Perhaps Alda’s most insightful point was his emphasis on empathy as the heart of responsible communication. His discussion revealed that empathy is a misunderstood concept among myself and my peers, causing us to characterize ourselves as unempathetic people. This view might stem from empathy’s closeness to sympathy, which is the ability to understand someone’s suffering. While it may be true that we host an inherent, but varying capacity for empathy, Alda’s definition of empathy places it in the context of a practice to be adopted, rather than a trait that some individuals have and others do not. Alda encourages empathy to infiltrate spaces that can truly benefit from its presence: the doctor’s office, the classroom, the boardroom, and so on. He reorients our assumed understanding of empathy, placing it in the context of everyday communication. Alda notes that, “with our attention on the other person, and with a heightened ability to respond, we’re tuned in to the present moment; we’re in intimate contact with each other… we can sense what they’re feeling, and we have a greater awareness of what we ourselves are feeling” (43). Through this lens, empathy has reciprocal benefits. Not only does it make the speaker feel heard, but it puts ourselves in a better position to understand and contribute to the conversation.

Alda also successfully adds depth to the relationship between speaker and listener, recognizing the knowledge differences that exist between scientists and the public, doctors and patients, lawyers and clients, and teachers and students. He calls attention to jargon as an element of communication that can be both an asset and a hindrance in these relationships. Early on, Alda describes how “the pull of formality and jargon can yank someone into not relating” (4). He admits that “jargon is all right as long as the people you’re talking to know exactly what you mean,” but also acknowledges the slim likelihood of that happening, given that within a single discipline there might be an unattainable range of technical knowledge (15-16). Alda then drops the issue of jargon without resolving it until the matter resurfaces in the final chapters. Later, Alda concedes that jargon is in fact very useful, for one word can be used to summarize five pages in plain English (188). Yet again, Alda issues a warning against jargon: “the insidious thing…is that we know how beautifully it expresses precisely what we want to say, and…the person we’re talking to doesn’t have a clue as to what we’re talking about” (190). Over the course of the book, Alda cautions against the dangers of jargon, explains its benefits, and acknowledges the persistence of its presence. His failure to resolve this apparent conflict, or at least adequately explain that jargon might be a dilemma with no resolution, leaves readers on a cliffhanger, asking themselves now what?

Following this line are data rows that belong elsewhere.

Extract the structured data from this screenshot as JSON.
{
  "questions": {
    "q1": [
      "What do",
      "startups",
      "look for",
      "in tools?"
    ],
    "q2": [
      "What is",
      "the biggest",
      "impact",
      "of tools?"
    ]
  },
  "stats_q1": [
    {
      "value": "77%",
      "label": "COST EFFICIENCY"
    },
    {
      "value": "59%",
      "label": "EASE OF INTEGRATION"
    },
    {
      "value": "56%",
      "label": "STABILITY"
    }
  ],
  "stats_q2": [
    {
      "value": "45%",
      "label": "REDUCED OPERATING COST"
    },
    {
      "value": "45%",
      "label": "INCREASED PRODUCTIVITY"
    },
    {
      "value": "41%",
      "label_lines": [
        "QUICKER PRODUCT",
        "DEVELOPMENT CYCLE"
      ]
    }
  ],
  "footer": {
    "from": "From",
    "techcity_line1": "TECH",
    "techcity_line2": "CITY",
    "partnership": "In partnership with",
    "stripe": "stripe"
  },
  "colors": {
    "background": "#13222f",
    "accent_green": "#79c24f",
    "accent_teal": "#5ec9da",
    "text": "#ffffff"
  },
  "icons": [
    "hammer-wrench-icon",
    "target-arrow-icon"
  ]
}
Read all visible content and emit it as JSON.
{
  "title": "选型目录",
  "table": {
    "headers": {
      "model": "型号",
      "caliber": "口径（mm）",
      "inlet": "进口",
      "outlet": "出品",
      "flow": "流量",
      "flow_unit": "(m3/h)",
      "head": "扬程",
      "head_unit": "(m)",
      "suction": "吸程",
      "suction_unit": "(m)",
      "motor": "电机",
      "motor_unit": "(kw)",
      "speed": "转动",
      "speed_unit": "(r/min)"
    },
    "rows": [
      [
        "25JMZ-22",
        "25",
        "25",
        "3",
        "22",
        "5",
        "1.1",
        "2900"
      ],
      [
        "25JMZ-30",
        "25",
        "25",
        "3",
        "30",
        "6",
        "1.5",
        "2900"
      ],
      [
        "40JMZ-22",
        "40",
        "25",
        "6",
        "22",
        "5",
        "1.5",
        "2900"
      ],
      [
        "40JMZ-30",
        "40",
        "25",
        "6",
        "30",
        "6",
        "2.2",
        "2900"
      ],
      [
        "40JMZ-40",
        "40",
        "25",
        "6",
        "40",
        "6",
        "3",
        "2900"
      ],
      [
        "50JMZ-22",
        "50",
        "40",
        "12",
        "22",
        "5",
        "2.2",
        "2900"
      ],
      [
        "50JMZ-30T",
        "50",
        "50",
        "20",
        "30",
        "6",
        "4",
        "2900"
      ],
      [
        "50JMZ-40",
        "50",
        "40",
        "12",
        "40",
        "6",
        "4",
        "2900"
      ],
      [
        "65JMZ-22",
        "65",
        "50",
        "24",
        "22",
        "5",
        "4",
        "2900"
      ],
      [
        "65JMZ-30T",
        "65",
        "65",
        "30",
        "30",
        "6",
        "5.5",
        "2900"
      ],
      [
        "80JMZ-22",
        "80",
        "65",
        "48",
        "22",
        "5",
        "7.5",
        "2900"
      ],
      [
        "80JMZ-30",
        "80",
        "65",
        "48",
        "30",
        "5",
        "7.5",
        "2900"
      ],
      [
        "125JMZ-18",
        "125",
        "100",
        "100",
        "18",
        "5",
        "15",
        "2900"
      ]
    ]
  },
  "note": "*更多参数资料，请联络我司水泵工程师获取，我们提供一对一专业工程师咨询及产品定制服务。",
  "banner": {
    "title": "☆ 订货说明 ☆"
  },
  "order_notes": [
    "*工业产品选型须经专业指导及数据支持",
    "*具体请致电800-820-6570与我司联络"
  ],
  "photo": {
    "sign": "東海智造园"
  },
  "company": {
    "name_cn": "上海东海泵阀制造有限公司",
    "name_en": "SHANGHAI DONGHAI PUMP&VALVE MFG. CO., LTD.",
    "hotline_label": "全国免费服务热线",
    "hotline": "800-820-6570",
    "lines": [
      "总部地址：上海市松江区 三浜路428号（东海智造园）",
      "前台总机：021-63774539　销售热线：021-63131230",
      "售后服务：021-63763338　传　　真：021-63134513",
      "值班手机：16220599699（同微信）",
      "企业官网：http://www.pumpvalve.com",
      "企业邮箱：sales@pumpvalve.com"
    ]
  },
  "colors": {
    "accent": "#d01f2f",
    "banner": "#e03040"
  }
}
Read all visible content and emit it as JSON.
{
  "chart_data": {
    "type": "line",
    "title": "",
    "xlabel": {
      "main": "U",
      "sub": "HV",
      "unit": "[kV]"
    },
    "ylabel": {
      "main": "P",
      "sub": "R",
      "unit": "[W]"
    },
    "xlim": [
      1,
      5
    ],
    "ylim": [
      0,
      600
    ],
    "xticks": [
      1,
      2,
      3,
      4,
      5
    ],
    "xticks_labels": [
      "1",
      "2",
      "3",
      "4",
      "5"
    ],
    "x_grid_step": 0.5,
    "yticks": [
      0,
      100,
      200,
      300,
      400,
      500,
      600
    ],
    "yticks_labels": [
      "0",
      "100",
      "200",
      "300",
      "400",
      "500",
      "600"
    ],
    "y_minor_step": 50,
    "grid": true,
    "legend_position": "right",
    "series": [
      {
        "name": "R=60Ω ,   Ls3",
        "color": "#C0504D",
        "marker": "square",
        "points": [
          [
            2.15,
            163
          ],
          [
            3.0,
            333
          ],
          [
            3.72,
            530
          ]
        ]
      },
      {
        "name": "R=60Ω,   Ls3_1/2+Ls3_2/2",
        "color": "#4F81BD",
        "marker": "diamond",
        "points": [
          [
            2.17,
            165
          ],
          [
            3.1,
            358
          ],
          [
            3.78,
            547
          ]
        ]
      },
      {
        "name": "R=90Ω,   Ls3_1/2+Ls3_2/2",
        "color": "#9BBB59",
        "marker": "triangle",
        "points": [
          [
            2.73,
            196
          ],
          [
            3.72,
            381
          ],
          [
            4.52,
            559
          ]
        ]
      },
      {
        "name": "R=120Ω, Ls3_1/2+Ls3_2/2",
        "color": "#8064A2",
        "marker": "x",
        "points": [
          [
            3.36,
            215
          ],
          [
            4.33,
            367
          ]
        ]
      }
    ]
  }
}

A point of agreement between myself and Alda is that empathy can be used as a strategic tool in writing. Alda describes this tactic as “reading the mind of the reader,” where, by reinforcing a writer’s ability to focus on another person, the better they are at expressing themselves “with words that land on the reader with clarity” (134). Not only does this process improve the written communication for the audience, but, as we noted earlier, writing with empathy has reciprocal benefits. We become stronger writers when we compose arguments by reading the mind of our audience, or put otherwise, by anticipating what they might be thinking. Not only does it ease our writing process, but it also makes the reader more susceptible to our persuasion.

The field of politics would benefit from individuals implementing empathy, whether it be in the form of responsible communication or reading the mind of the audience. More so than other disciplines, politics is speaker-centric, and far too little do we listen well. Aside from his ineffective treatment of jargon, Alda’s book is empowering for how he elevates the importance of listening. He effectively shifts the power structure that traditionally exists, where the speaker sits higher than the listener. In doing so, Alda grants the speaker and the listener control. While they may have different roles in the conversation, they have a shared responsibility to understand and be understood. Both now in the classroom and in a future career, may I remember to speak for clarity, listen to make people feel heard, and write with my audience in mind.